OTHELLO. — Mais comment pourrait-elle avoir été mise à mort ?

ÉMILIA. — Hélas ! qui sait ?

OTHELLO. — Vous lui avez entendu dire à elle-même que ce n’était pas moi.

ÉMILIA. — C’est ce qu’elle a dit : je dois nécessairement rapporter la vérité.

OTHELLO. — Elle est allée dans l’enfer brûlant, comme une menteuse qu’elle était ! c’est moi qui l’ai, tuée.

ÉMILIA. — Oh ! elle n’en est que davantage un ange, et vous, vous n’en êtes qu’un diable plus noir !

OTHELLO. — Elle avait mal tourné, c’était une putain.

ÉMILIA. — Tu la calomnies, et tu es un diable.

OTHELLO. — Elle était fausse comme l’eau.

ÉMILIA. — Et toi tu es téméraire comme le feu, en disant qu’elle était fausse ; oh, ! elle était célestement loyale !

OTHELLO. — Cassio l’avait couverte ; demande à ton mari si cela n’est pas. Oh, je serais damné au-dessous du fin fond de l’enfer, si j’en étais venu à cette extrémité sans de justes causes ! Ton mari savait tout.

EMILIA. — Mon mari !

OTHELLO. — Ton mari.

ÉMILIA. — Il savait qu’elle était fausse à son lit nuptial ?
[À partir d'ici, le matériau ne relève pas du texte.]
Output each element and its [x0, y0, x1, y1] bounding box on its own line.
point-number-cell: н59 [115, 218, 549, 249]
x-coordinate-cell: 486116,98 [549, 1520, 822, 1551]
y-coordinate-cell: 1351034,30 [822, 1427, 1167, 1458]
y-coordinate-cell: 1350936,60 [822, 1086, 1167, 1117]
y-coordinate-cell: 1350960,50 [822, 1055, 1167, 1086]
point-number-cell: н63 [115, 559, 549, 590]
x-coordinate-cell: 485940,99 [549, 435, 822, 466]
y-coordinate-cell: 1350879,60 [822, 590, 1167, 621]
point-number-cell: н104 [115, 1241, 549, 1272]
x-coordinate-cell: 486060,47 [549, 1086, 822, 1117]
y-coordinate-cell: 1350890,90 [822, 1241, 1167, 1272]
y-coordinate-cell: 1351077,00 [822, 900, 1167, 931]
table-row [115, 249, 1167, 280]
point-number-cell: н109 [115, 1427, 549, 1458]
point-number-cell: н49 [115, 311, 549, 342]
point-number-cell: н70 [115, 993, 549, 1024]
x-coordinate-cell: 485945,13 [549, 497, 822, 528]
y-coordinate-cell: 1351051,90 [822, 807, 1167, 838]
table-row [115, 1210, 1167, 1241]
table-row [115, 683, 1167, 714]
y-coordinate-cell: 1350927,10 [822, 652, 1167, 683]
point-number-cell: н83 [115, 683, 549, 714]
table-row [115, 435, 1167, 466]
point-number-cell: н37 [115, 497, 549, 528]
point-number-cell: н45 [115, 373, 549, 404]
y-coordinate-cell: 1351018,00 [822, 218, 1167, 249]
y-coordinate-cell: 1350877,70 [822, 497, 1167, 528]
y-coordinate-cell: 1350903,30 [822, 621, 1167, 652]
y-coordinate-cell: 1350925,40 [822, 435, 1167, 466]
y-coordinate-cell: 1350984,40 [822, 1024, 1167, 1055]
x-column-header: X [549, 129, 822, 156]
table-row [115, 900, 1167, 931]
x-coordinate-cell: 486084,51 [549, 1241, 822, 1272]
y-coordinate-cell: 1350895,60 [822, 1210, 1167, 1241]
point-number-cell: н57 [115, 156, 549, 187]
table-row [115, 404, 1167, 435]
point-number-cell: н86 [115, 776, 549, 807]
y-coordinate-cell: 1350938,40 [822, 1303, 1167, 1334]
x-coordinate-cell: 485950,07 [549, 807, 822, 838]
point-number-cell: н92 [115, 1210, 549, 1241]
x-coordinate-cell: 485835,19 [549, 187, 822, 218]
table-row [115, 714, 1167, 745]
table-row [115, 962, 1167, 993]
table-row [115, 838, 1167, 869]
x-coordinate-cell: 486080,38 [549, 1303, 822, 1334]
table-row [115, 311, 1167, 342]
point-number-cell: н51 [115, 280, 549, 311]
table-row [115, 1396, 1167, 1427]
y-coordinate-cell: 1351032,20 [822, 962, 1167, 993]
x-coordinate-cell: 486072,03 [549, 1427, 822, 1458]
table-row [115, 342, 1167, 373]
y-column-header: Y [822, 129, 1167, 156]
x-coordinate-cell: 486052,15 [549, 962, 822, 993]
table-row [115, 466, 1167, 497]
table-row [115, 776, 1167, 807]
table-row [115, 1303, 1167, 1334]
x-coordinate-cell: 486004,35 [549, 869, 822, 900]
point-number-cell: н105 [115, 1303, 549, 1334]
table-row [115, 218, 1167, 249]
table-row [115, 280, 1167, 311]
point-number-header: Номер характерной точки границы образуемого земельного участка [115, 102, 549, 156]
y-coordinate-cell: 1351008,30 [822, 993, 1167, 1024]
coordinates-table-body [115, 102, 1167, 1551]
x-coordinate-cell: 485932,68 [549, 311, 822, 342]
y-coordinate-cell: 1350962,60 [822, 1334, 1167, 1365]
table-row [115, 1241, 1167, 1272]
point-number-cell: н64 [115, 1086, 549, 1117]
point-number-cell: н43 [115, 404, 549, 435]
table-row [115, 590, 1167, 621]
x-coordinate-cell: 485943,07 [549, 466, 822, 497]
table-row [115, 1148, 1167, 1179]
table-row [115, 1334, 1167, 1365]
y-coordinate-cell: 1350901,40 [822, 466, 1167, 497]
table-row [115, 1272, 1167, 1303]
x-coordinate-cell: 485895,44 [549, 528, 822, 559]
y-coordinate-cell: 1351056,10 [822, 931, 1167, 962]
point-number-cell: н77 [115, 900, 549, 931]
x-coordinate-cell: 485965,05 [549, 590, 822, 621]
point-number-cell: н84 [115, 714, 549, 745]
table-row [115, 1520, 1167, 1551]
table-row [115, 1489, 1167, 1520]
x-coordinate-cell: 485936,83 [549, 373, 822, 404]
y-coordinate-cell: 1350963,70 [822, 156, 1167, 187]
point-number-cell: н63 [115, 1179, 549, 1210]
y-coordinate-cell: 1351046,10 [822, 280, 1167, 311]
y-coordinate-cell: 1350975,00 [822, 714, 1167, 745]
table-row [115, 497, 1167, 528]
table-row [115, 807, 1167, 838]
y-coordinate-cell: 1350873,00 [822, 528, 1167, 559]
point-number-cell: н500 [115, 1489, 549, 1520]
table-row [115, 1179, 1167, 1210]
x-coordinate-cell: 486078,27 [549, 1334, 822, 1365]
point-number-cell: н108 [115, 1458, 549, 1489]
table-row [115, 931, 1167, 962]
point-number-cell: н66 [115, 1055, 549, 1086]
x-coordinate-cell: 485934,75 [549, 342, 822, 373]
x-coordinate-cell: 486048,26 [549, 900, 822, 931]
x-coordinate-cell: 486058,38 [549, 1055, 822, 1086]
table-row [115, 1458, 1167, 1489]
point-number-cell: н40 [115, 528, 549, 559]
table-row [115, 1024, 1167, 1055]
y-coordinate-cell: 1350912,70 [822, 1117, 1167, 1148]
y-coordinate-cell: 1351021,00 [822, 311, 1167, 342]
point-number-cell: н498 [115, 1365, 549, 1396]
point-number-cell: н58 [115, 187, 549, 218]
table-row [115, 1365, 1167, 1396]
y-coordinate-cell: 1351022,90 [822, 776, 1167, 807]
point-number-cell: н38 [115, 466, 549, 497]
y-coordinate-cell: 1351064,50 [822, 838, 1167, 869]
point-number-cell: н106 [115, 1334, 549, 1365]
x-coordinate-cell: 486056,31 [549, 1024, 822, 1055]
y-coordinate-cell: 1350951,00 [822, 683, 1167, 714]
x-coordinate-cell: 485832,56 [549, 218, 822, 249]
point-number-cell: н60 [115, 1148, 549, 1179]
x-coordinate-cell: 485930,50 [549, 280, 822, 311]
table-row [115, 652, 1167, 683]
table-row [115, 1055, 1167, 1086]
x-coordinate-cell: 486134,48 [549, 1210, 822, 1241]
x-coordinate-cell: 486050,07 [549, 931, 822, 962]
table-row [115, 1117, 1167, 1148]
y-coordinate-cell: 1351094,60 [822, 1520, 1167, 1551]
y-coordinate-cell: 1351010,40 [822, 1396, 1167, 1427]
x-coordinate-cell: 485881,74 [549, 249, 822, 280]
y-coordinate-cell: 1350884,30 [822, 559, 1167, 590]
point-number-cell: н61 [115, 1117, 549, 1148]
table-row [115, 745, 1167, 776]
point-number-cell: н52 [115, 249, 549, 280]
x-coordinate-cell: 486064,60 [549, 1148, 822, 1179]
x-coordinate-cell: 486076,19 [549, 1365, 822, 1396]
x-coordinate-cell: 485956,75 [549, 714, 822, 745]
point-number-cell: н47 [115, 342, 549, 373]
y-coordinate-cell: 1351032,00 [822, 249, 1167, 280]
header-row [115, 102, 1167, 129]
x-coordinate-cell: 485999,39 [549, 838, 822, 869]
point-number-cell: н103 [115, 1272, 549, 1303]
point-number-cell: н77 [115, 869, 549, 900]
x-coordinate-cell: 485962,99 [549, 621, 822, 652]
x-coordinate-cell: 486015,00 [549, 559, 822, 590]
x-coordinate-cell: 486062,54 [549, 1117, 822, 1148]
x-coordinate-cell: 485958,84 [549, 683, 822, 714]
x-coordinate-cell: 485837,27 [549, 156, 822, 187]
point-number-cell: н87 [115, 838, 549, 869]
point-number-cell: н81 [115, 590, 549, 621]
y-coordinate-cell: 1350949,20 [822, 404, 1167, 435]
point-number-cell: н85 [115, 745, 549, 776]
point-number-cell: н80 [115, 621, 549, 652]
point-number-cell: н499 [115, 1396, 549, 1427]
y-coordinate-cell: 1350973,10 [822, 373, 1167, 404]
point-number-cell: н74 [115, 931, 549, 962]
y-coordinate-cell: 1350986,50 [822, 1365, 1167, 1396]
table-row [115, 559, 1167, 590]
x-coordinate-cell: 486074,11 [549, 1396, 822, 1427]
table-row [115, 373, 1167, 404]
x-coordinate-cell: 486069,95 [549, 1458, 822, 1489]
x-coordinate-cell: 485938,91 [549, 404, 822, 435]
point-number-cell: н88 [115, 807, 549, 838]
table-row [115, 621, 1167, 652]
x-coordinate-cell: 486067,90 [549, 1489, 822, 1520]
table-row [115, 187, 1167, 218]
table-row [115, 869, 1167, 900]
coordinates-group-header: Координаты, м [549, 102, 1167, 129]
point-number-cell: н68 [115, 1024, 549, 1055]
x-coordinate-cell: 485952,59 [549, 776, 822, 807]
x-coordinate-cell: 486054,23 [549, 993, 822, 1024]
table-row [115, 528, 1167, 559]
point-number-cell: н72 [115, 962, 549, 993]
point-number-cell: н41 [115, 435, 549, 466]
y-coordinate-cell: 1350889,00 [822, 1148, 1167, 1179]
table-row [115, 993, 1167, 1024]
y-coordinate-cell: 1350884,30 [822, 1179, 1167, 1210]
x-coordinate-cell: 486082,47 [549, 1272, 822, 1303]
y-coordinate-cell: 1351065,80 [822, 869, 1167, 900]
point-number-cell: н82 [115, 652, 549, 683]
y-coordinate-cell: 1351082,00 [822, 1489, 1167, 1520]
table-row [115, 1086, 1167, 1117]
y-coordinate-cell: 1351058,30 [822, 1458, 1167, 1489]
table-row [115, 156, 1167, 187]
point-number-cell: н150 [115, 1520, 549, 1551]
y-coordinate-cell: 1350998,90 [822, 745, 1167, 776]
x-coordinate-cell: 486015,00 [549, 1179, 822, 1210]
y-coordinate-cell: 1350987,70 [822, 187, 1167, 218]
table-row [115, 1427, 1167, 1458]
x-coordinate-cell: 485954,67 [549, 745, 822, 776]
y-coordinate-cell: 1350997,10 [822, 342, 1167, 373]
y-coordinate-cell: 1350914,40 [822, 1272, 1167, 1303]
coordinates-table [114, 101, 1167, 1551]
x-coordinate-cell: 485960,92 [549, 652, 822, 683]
OTHELLO. — Oui, avec Cassio. Certes, si elle avait été loyale, quand même le ciel «eût formé pour moi un autre univers composé d’une seule et parfaite chrysolithe [2], je ne l’aurais pas échangée contre lui.

EMILIA. — Mon mari !

OTHELLO. — Oui, c’est lui qui me l’a appris le premier ; c’est un honnête homme, et il déteste la boue qui s’attache aux actes mauvais.

ÉMILIA. — Mon mari !

OTHELLO. — Que signifient ces répétitions, femme ? j’ai dit ton mari.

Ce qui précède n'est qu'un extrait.